Canada’s top banking regulator is flagging commercial real estate lending as a bigger risk than previously thought as higher interest rates persist and a practice known as co-lending increases.
The Office of the Superintendent of Financial Institutions warned in an Oct. 12 update to its list of the highest risks facing the sector that valuations in a fast-changing landscape could quickly become outdated and that trends including co-lending could increase default risks and recovery values.
Among OSFI’s concerns is that ratings changes appear to be lagging market conditions, suggesting that risk assessments and collateral valuations used by financial institutions “may not appropriately reflect the risk environment.”

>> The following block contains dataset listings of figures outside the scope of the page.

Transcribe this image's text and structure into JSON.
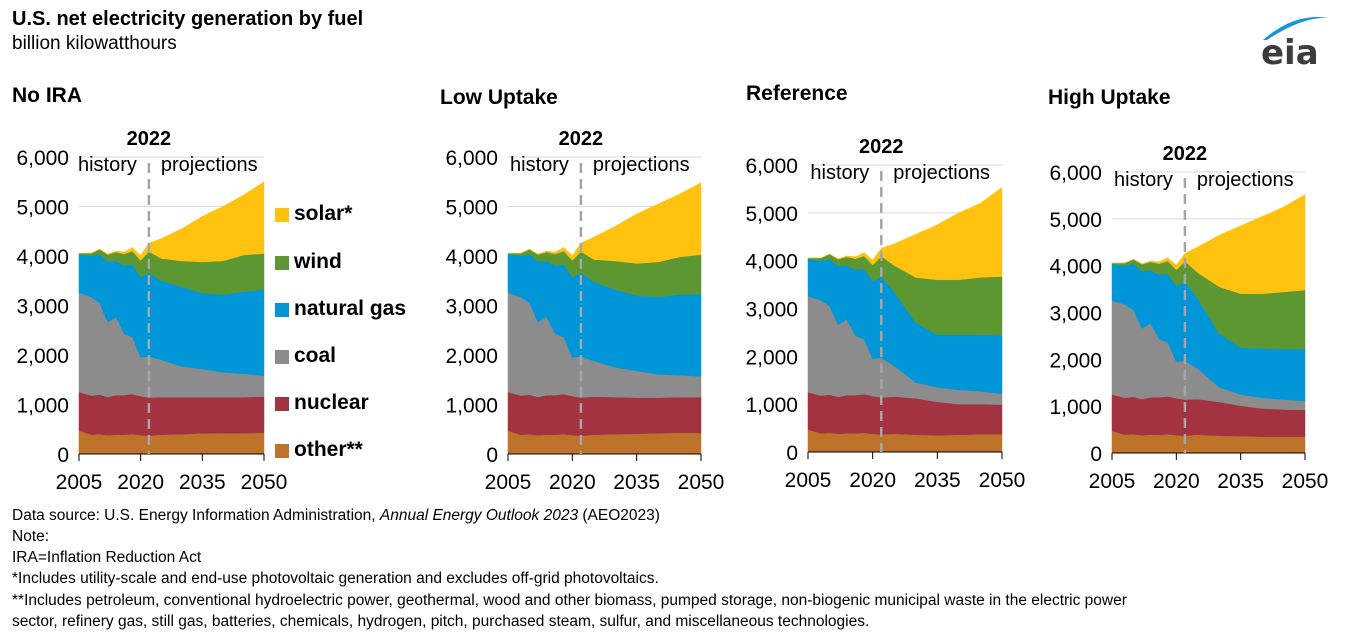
{
  "header": {
    "title": "U.S. net electricity generation by fuel",
    "subtitle": "billion kilowatthours",
    "logo_text": "eia"
  },
  "legend": [
    {
      "name": "solar*",
      "color": "#FFC20E"
    },
    {
      "name": "wind",
      "color": "#5D9732"
    },
    {
      "name": "natural gas",
      "color": "#0096D7"
    },
    {
      "name": "coal",
      "color": "#8C8C8C"
    },
    {
      "name": "nuclear",
      "color": "#A33340"
    },
    {
      "name": "other**",
      "color": "#BD732A"
    }
  ],
  "chart_data": [
    {
      "type": "area",
      "stacked": true,
      "title": "No IRA",
      "ylim": [
        0,
        6000
      ],
      "yticks": [
        "0",
        "1,000",
        "2,000",
        "3,000",
        "4,000",
        "5,000",
        "6,000"
      ],
      "xticks": [
        "2005",
        "2020",
        "2035",
        "2050"
      ],
      "annotations": {
        "divider_year": "2022",
        "left": "history",
        "right": "projections"
      },
      "x": [
        2005,
        2008,
        2010,
        2012,
        2014,
        2016,
        2018,
        2020,
        2022,
        2025,
        2030,
        2035,
        2040,
        2045,
        2050
      ],
      "series": [
        {
          "name": "other**",
          "values": [
            470,
            390,
            400,
            380,
            390,
            390,
            400,
            380,
            370,
            390,
            400,
            420,
            420,
            420,
            430
          ]
        },
        {
          "name": "nuclear",
          "values": [
            780,
            790,
            800,
            770,
            800,
            800,
            810,
            790,
            770,
            760,
            750,
            730,
            730,
            730,
            730
          ]
        },
        {
          "name": "coal",
          "values": [
            2010,
            1990,
            1850,
            1510,
            1580,
            1240,
            1150,
            780,
            830,
            750,
            620,
            570,
            500,
            470,
            420
          ]
        },
        {
          "name": "natural gas",
          "values": [
            780,
            830,
            990,
            1230,
            1130,
            1380,
            1470,
            1620,
            1690,
            1600,
            1610,
            1530,
            1570,
            1660,
            1740
          ]
        },
        {
          "name": "wind",
          "values": [
            15,
            55,
            95,
            140,
            180,
            230,
            270,
            340,
            430,
            450,
            520,
            630,
            680,
            740,
            730
          ]
        },
        {
          "name": "solar*",
          "values": [
            0,
            5,
            5,
            10,
            20,
            40,
            70,
            100,
            170,
            400,
            650,
            920,
            1100,
            1210,
            1450
          ]
        }
      ]
    },
    {
      "type": "area",
      "stacked": true,
      "title": "Low Uptake",
      "ylim": [
        0,
        6000
      ],
      "yticks": [
        "0",
        "1,000",
        "2,000",
        "3,000",
        "4,000",
        "5,000",
        "6,000"
      ],
      "xticks": [
        "2005",
        "2020",
        "2035",
        "2050"
      ],
      "annotations": {
        "divider_year": "2022",
        "left": "history",
        "right": "projections"
      },
      "x": [
        2005,
        2008,
        2010,
        2012,
        2014,
        2016,
        2018,
        2020,
        2022,
        2025,
        2030,
        2035,
        2040,
        2045,
        2050
      ],
      "series": [
        {
          "name": "other**",
          "values": [
            470,
            390,
            400,
            380,
            390,
            390,
            400,
            380,
            370,
            390,
            400,
            410,
            420,
            430,
            430
          ]
        },
        {
          "name": "nuclear",
          "values": [
            780,
            790,
            800,
            770,
            800,
            800,
            810,
            790,
            770,
            770,
            750,
            730,
            720,
            720,
            720
          ]
        },
        {
          "name": "coal",
          "values": [
            2010,
            1990,
            1850,
            1510,
            1580,
            1240,
            1150,
            780,
            830,
            720,
            600,
            540,
            470,
            440,
            420
          ]
        },
        {
          "name": "natural gas",
          "values": [
            780,
            830,
            990,
            1230,
            1130,
            1380,
            1470,
            1620,
            1690,
            1600,
            1570,
            1520,
            1560,
            1630,
            1660
          ]
        },
        {
          "name": "wind",
          "values": [
            15,
            55,
            95,
            140,
            180,
            230,
            270,
            340,
            430,
            450,
            580,
            650,
            710,
            760,
            800
          ]
        },
        {
          "name": "solar*",
          "values": [
            0,
            5,
            5,
            10,
            20,
            40,
            70,
            100,
            170,
            450,
            700,
            1000,
            1170,
            1270,
            1450
          ]
        }
      ]
    },
    {
      "type": "area",
      "stacked": true,
      "title": "Reference",
      "ylim": [
        0,
        6000
      ],
      "yticks": [
        "0",
        "1,000",
        "2,000",
        "3,000",
        "4,000",
        "5,000",
        "6,000"
      ],
      "xticks": [
        "2005",
        "2020",
        "2035",
        "2050"
      ],
      "annotations": {
        "divider_year": "2022",
        "left": "history",
        "right": "projections"
      },
      "x": [
        2005,
        2008,
        2010,
        2012,
        2014,
        2016,
        2018,
        2020,
        2022,
        2025,
        2030,
        2035,
        2040,
        2045,
        2050
      ],
      "series": [
        {
          "name": "other**",
          "values": [
            470,
            390,
            400,
            380,
            390,
            390,
            400,
            380,
            370,
            380,
            360,
            350,
            360,
            370,
            370
          ]
        },
        {
          "name": "nuclear",
          "values": [
            780,
            790,
            800,
            770,
            800,
            800,
            810,
            790,
            770,
            780,
            760,
            700,
            640,
            630,
            620
          ]
        },
        {
          "name": "coal",
          "values": [
            2010,
            1990,
            1850,
            1510,
            1580,
            1240,
            1150,
            780,
            830,
            640,
            330,
            300,
            300,
            270,
            230
          ]
        },
        {
          "name": "natural gas",
          "values": [
            780,
            830,
            990,
            1230,
            1130,
            1380,
            1470,
            1620,
            1690,
            1550,
            1250,
            1100,
            1150,
            1180,
            1220
          ]
        },
        {
          "name": "wind",
          "values": [
            15,
            55,
            95,
            140,
            180,
            230,
            270,
            340,
            430,
            550,
            950,
            1150,
            1150,
            1200,
            1230
          ]
        },
        {
          "name": "solar*",
          "values": [
            0,
            5,
            5,
            10,
            20,
            40,
            70,
            100,
            170,
            450,
            900,
            1150,
            1400,
            1550,
            1860
          ]
        }
      ]
    },
    {
      "type": "area",
      "stacked": true,
      "title": "High Uptake",
      "ylim": [
        0,
        6000
      ],
      "yticks": [
        "0",
        "1,000",
        "2,000",
        "3,000",
        "4,000",
        "5,000",
        "6,000"
      ],
      "xticks": [
        "2005",
        "2020",
        "2035",
        "2050"
      ],
      "annotations": {
        "divider_year": "2022",
        "left": "history",
        "right": "projections"
      },
      "x": [
        2005,
        2008,
        2010,
        2012,
        2014,
        2016,
        2018,
        2020,
        2022,
        2025,
        2030,
        2035,
        2040,
        2045,
        2050
      ],
      "series": [
        {
          "name": "other**",
          "values": [
            470,
            390,
            400,
            380,
            390,
            390,
            400,
            380,
            370,
            390,
            370,
            360,
            350,
            350,
            350
          ]
        },
        {
          "name": "nuclear",
          "values": [
            780,
            790,
            800,
            770,
            800,
            800,
            810,
            790,
            770,
            760,
            720,
            650,
            600,
            580,
            570
          ]
        },
        {
          "name": "coal",
          "values": [
            2010,
            1990,
            1850,
            1510,
            1580,
            1240,
            1150,
            780,
            830,
            650,
            310,
            240,
            230,
            210,
            190
          ]
        },
        {
          "name": "natural gas",
          "values": [
            780,
            830,
            990,
            1230,
            1130,
            1380,
            1470,
            1620,
            1690,
            1500,
            1150,
            1000,
            1050,
            1080,
            1110
          ]
        },
        {
          "name": "wind",
          "values": [
            15,
            55,
            95,
            140,
            180,
            230,
            270,
            340,
            430,
            550,
            1000,
            1150,
            1170,
            1220,
            1260
          ]
        },
        {
          "name": "solar*",
          "values": [
            0,
            5,
            5,
            10,
            20,
            40,
            70,
            100,
            170,
            550,
            1100,
            1450,
            1650,
            1810,
            2040
          ]
        }
      ]
    }
  ],
  "footer": {
    "source_prefix": "Data source: U.S. Energy Information Administration, ",
    "source_italic": "Annual Energy Outlook 2023",
    "source_suffix": " (AEO2023)",
    "note_label": "Note:",
    "note_ira": "IRA=Inflation Reduction Act",
    "note_solar": "*Includes utility-scale and end-use photovoltaic generation and excludes off-grid photovoltaics.",
    "note_other_1": "**Includes petroleum, conventional hydroelectric power, geothermal, wood and other biomass, pumped storage, non-biogenic municipal waste in the electric power",
    "note_other_2": "sector, refinery gas, still gas, batteries, chemicals, hydrogen, pitch, purchased steam, sulfur, and miscellaneous technologies."
  }
}
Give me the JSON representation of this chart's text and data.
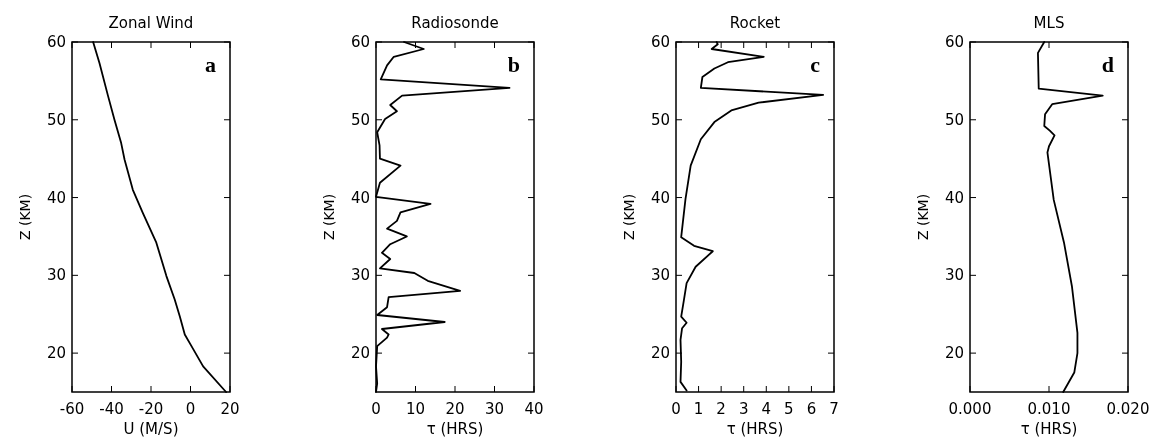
{
  "chart_data": [
    {
      "type": "line",
      "title": "Zonal Wind",
      "xlabel": "U (M/S)",
      "ylabel": "Z (KM)",
      "annotations": [
        "a"
      ],
      "xlim": [
        -60,
        20
      ],
      "xticks": [
        -60,
        -40,
        -20,
        0,
        20
      ],
      "ylim": [
        15,
        60
      ],
      "yticks": [
        20,
        30,
        40,
        50,
        60
      ],
      "grid": false,
      "series": [
        {
          "color": "#000000",
          "x": [
            -49.3,
            -46.1,
            -41.9,
            -38.5,
            -35.1,
            -33.4,
            -29.2,
            -24.1,
            -17.3,
            -12.2,
            -8,
            -5.4,
            -2.9,
            0.5,
            6.4,
            18
          ],
          "values": [
            60,
            57.3,
            53.2,
            50,
            47,
            44.9,
            41,
            38,
            34.2,
            29.9,
            26.9,
            24.7,
            22.4,
            20.9,
            18.3,
            15
          ]
        }
      ]
    },
    {
      "type": "line",
      "title": "Radiosonde",
      "xlabel": "τ (HRS)",
      "ylabel": "Z (KM)",
      "annotations": [
        "b"
      ],
      "xlim": [
        0,
        40
      ],
      "xticks": [
        0,
        10,
        20,
        30,
        40
      ],
      "ylim": [
        15,
        60
      ],
      "yticks": [
        20,
        30,
        40,
        50,
        60
      ],
      "grid": false,
      "series": [
        {
          "color": "#000000",
          "x": [
            0,
            0.3,
            0,
            0.3,
            2.8,
            3.2,
            1.5,
            17.4,
            0.3,
            2.8,
            3.2,
            21.3,
            13.1,
            9.7,
            1,
            3.6,
            1.5,
            3.6,
            7.8,
            2.8,
            5.3,
            6.2,
            13.8,
            0,
            1,
            6.2,
            1,
            0.9,
            0.3,
            2.3,
            5.3,
            3.6,
            6.6,
            33.8,
            1.2,
            2.8,
            4.5,
            12.1,
            7.1
          ],
          "values": [
            15,
            16.1,
            18.3,
            20.9,
            22,
            22.4,
            23.1,
            24,
            24.9,
            25.9,
            27.2,
            28,
            29.3,
            30.3,
            30.9,
            32.1,
            32.9,
            34,
            35,
            36,
            37,
            38.1,
            39.2,
            40.1,
            41.9,
            44.1,
            45,
            46.7,
            48.4,
            50.1,
            51.1,
            51.9,
            53.1,
            54.1,
            55.2,
            57,
            58.1,
            59.1,
            60
          ]
        }
      ]
    },
    {
      "type": "line",
      "title": "Rocket",
      "xlabel": "τ (HRS)",
      "ylabel": "Z (KM)",
      "annotations": [
        "c"
      ],
      "xlim": [
        0,
        7
      ],
      "xticks": [
        0,
        1,
        2,
        3,
        4,
        5,
        6,
        7
      ],
      "ylim": [
        15,
        60
      ],
      "yticks": [
        20,
        30,
        40,
        50,
        60
      ],
      "grid": false,
      "series": [
        {
          "color": "#000000",
          "x": [
            0.47,
            0.2,
            0.23,
            0.2,
            0.27,
            0.47,
            0.23,
            0.35,
            0.47,
            0.87,
            1.63,
            0.8,
            0.23,
            0.42,
            0.65,
            1.1,
            1.7,
            2.45,
            3.66,
            6.52,
            1.1,
            1.17,
            1.7,
            2.3,
            3.89,
            1.58,
            1.85,
            1.8
          ],
          "values": [
            15.2,
            16.3,
            18.9,
            21.7,
            23.2,
            23.9,
            24.7,
            26.8,
            29,
            31.1,
            33.1,
            33.8,
            34.9,
            39.8,
            44.1,
            47.5,
            49.7,
            51.2,
            52.2,
            53.2,
            54.1,
            55.5,
            56.6,
            57.4,
            58.1,
            59.1,
            59.7,
            60
          ]
        }
      ]
    },
    {
      "type": "line",
      "title": "MLS",
      "xlabel": "τ (HRS)",
      "ylabel": "Z (KM)",
      "annotations": [
        "d"
      ],
      "xlim": [
        0,
        0.02
      ],
      "xticks": [
        {
          "value": 0,
          "label": "0.000"
        },
        {
          "value": 0.01,
          "label": "0.010"
        },
        {
          "value": 0.02,
          "label": "0.020"
        }
      ],
      "ylim": [
        15,
        60
      ],
      "yticks": [
        20,
        30,
        40,
        50,
        60
      ],
      "grid": false,
      "series": [
        {
          "color": "#000000",
          "x": [
            0.0118,
            0.0132,
            0.0136,
            0.0136,
            0.0129,
            0.0119,
            0.0106,
            0.0098,
            0.01,
            0.0107,
            0.0101,
            0.0094,
            0.0095,
            0.0104,
            0.0168,
            0.0087,
            0.0086,
            0.0094
          ],
          "values": [
            15,
            17.5,
            20,
            22.6,
            28.6,
            34.2,
            39.7,
            45.8,
            46.6,
            48,
            48.6,
            49.2,
            50.7,
            52,
            53.1,
            54,
            58.6,
            60
          ]
        }
      ]
    }
  ]
}
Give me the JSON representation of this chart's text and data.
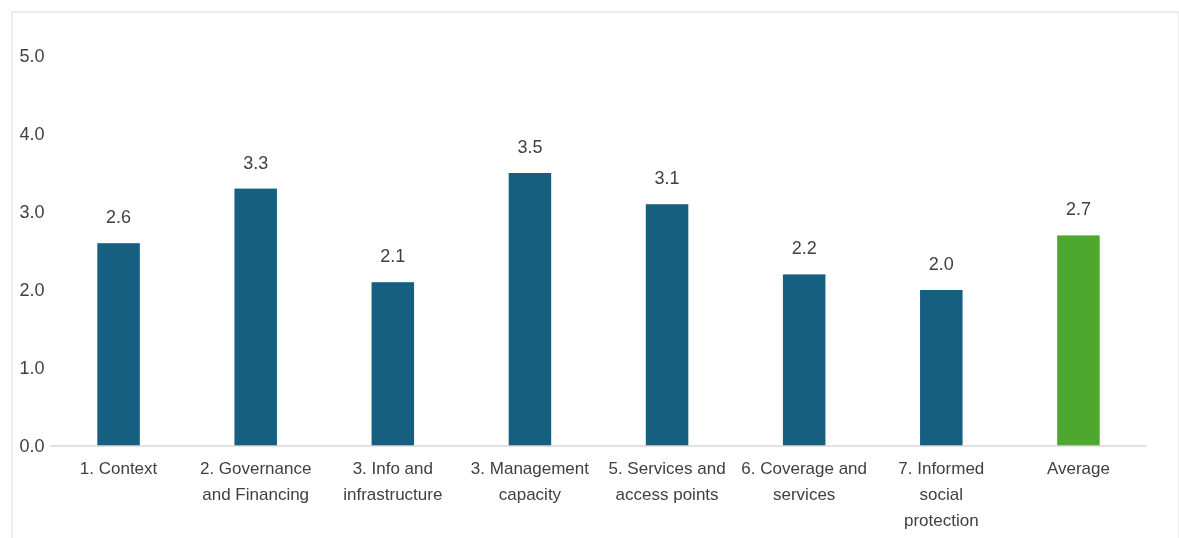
{
  "chart_data": {
    "type": "bar",
    "categories": [
      "1. Context",
      "2. Governance and Financing",
      "3. Info and infrastructure",
      "3. Management capacity",
      "5. Services and access points",
      "6. Coverage and services",
      "7. Informed social protection",
      "Average"
    ],
    "values": [
      2.6,
      3.3,
      2.1,
      3.5,
      3.1,
      2.2,
      2.0,
      2.7
    ],
    "value_labels": [
      "2.6",
      "3.3",
      "2.1",
      "3.5",
      "3.1",
      "2.2",
      "2.0",
      "2.7"
    ],
    "colors": [
      "#175f80",
      "#175f80",
      "#175f80",
      "#175f80",
      "#175f80",
      "#175f80",
      "#175f80",
      "#4ea72e"
    ],
    "ylim": [
      0,
      5
    ],
    "yticks": [
      {
        "value": 0,
        "label": "0.0"
      },
      {
        "value": 1,
        "label": "1.0"
      },
      {
        "value": 2,
        "label": "2.0"
      },
      {
        "value": 3,
        "label": "3.0"
      },
      {
        "value": 4,
        "label": "4.0"
      },
      {
        "value": 5,
        "label": "5.0"
      }
    ],
    "grid": false
  }
}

The regulator has alerted the banks that it is taking a closer look at how they are managing commercial real estate loans, and released interim regulatory guidance Sept. 29 that spelled out detailed expectations for processes and procedures including underwriting practices, debt service capacity assessments and portfolio management.
“The outlook remains difficult as seen through an increasing number of strategic defaults in the office space, falling real estate investment trust values relative to their historical net asset value estimates and rising U.S. commercial mortgage-backed securities delinquency and special servicing rates, especially in the office segment,” OSFI said in its Oct. 12 update.
Moreover, the regulator is noticing concerning practices in the commercial real estate market, in particular an increase in the use of co-lending arrangements such as layering and “participation” agreements where risk is “tranched” between multiple lenders and entities.